Il riso deve essere Carnaroli o Arborio, col chicco grande che rilascia molto amido e rende la “puccia” ben cremosa. La cottura deve arrivare alla completezza per ammorbidire bene il chicco: non è buono se è croccante, non in questo piatto. Come dosi, a sentire i dietologi dovremmo metterci 80 grammi a testa, ma onestamente, se non è un etto, non mi pare neanche di mangiarmelo, sto risotto!

Occorre poi della cipolla rigorosamente bionda, olio evo per il soffritto e del vino bianco secco per sfumare. Personalmente uso un brodo vegetale per abitudine, ma chiaramente il brodo di carne, avendo tempo di farlo, renderà il gusto più pieno e grasso.

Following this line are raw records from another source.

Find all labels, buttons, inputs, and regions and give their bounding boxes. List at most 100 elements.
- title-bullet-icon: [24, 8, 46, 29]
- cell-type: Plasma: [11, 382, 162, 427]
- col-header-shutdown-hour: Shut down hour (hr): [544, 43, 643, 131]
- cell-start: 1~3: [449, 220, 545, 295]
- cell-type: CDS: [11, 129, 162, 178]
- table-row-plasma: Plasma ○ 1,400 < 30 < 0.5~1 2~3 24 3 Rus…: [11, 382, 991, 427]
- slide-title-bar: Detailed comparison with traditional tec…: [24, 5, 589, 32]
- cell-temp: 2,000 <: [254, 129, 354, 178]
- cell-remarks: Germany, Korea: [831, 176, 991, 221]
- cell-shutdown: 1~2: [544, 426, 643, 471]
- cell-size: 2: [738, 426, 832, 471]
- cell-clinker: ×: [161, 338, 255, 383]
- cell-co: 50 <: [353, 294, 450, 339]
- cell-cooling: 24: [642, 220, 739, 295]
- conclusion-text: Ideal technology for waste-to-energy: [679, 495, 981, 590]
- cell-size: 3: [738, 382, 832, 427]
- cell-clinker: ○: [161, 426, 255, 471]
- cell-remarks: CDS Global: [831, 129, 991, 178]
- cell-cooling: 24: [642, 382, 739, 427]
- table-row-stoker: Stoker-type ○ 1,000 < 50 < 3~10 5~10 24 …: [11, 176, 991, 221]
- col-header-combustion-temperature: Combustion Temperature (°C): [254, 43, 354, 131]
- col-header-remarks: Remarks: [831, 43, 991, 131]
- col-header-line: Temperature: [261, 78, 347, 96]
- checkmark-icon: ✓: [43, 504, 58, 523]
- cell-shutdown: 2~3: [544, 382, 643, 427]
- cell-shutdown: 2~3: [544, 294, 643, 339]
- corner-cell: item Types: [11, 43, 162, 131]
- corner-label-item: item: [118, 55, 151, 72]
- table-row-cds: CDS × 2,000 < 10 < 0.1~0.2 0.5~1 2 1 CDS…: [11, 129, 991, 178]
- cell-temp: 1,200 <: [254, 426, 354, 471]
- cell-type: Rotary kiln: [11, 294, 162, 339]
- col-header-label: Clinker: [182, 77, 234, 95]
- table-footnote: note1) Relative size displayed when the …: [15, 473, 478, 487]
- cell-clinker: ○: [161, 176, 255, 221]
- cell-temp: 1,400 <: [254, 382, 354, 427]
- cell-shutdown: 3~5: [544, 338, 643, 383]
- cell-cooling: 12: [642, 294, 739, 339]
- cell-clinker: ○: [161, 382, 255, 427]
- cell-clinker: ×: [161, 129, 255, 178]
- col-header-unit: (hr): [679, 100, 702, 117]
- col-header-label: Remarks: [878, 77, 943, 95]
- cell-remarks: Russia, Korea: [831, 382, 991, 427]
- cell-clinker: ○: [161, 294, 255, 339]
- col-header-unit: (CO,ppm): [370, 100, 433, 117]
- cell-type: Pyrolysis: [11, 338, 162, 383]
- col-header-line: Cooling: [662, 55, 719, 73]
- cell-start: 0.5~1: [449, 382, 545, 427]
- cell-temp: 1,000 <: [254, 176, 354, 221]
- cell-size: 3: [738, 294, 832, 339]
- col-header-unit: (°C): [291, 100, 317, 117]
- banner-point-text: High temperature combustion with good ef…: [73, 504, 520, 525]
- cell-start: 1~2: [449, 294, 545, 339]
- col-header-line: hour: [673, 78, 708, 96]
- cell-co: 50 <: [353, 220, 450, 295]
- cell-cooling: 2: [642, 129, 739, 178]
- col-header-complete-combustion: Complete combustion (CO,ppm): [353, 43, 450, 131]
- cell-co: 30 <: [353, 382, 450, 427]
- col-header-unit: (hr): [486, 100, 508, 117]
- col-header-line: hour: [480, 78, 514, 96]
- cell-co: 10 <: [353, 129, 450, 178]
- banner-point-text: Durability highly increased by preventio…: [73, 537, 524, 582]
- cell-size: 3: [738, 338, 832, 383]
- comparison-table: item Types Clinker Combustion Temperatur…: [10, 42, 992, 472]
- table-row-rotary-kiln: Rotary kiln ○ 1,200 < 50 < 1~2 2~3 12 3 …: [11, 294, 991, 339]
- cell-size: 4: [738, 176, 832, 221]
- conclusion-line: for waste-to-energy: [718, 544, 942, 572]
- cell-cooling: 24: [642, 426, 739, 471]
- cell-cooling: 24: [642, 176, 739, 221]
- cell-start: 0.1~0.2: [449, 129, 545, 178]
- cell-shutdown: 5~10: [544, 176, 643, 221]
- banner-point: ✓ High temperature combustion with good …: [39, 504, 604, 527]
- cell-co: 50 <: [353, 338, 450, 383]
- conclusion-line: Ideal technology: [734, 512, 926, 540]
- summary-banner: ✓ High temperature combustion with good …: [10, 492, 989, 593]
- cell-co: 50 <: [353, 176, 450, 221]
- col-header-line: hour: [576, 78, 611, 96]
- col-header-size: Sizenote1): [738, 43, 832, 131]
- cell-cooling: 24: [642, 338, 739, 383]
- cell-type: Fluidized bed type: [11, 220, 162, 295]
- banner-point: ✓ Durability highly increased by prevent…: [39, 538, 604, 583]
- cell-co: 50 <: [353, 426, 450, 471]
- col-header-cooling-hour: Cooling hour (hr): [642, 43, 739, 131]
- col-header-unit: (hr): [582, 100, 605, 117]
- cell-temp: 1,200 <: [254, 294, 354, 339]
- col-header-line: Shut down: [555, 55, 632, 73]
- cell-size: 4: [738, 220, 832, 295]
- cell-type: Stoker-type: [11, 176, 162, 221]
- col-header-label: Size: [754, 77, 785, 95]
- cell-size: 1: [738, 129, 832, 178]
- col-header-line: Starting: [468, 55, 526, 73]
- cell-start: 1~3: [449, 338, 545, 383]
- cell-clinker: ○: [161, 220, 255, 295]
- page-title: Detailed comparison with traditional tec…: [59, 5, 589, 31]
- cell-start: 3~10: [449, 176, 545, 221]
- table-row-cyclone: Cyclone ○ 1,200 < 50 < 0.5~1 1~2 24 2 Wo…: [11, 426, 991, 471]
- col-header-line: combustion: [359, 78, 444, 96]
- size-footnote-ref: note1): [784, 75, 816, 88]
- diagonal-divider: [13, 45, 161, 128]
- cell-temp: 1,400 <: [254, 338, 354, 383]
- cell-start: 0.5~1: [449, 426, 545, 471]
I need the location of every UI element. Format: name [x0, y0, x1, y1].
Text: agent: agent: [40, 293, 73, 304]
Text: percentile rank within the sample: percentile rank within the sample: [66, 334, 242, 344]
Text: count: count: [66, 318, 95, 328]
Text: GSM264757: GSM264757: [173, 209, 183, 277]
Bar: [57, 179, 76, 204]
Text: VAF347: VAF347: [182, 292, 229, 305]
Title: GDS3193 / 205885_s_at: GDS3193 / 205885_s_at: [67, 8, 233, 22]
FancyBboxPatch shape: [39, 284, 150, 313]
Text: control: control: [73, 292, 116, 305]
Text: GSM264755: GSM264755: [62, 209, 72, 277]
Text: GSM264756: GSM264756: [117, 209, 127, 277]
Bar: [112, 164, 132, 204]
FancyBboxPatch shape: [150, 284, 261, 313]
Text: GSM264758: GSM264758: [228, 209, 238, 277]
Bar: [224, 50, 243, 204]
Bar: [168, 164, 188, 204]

Circa i funghi, vanno bene porcini (anche secchi), finferli o altri di stagione, basta che siano carnosi e le quantità sono a piacere, a noi piacciono ben ricchi di funghi!

Lo zafferano di solito basta nell’ordine di una bustina (io uso il Leprotto, mi piace di più) per circa 3 etti di riso crudo.

Sale meglio non metterlo se usate il dado da brodo che è già ricco di glutammato, mentre un’aggiustatina col brodo casalingo la farei. Occorrono poi pepe, noce moscata e grana (o parmigiano, no il pecorino che è troppo forte) nell’ordine di un etto almeno per due porzioni, poi va a gusti, tenete conto che già il grana sala molto l’aroma.

Ultima cosa necessaria è il burro, una noce per 2-3 porzioni.

La preparazione del risotto è quella classica: dopo aver tagliato fini fini le cipolle e averle fatte imbiondire in olio, si aggiunge il riso, mescolando bene per farlo tostare, poi si sfuma con un mezzo bicchiere di vino bianco secco e si parte ad aggiungere il brodo, poco alla volta, attendendo che si assorba prima di metterne di nuovo.

La teoria vuole che non lo si mescoli troppo e comunque solo col cucchiaio di legno o plastica, meno traumatici per i chicchi. I funghi possono cuocere insieme se sono freschi, avendoli passati a imbiondire con la cipolla all’inizio, oppure possono essere aggiunti in cottura se sono secchi e rinvenuti in acqua. Un paio di cucchiai dell’acqua dei funghi, opportunamente filtrata da eventuali residui, è anche un buon modo per aumentare il sapore di fungo.

La cottura varia tra i 15 e i 18 minuti (meno per l’Arborio, poco di più il Carnaroli) e, a fuoco ormai spento, si aggiungono il formaggio grattugiato e la noce di burro per mantecare. Una volta messo nei piatti, si spolvera con il pepe e la noce moscata grattati al momento.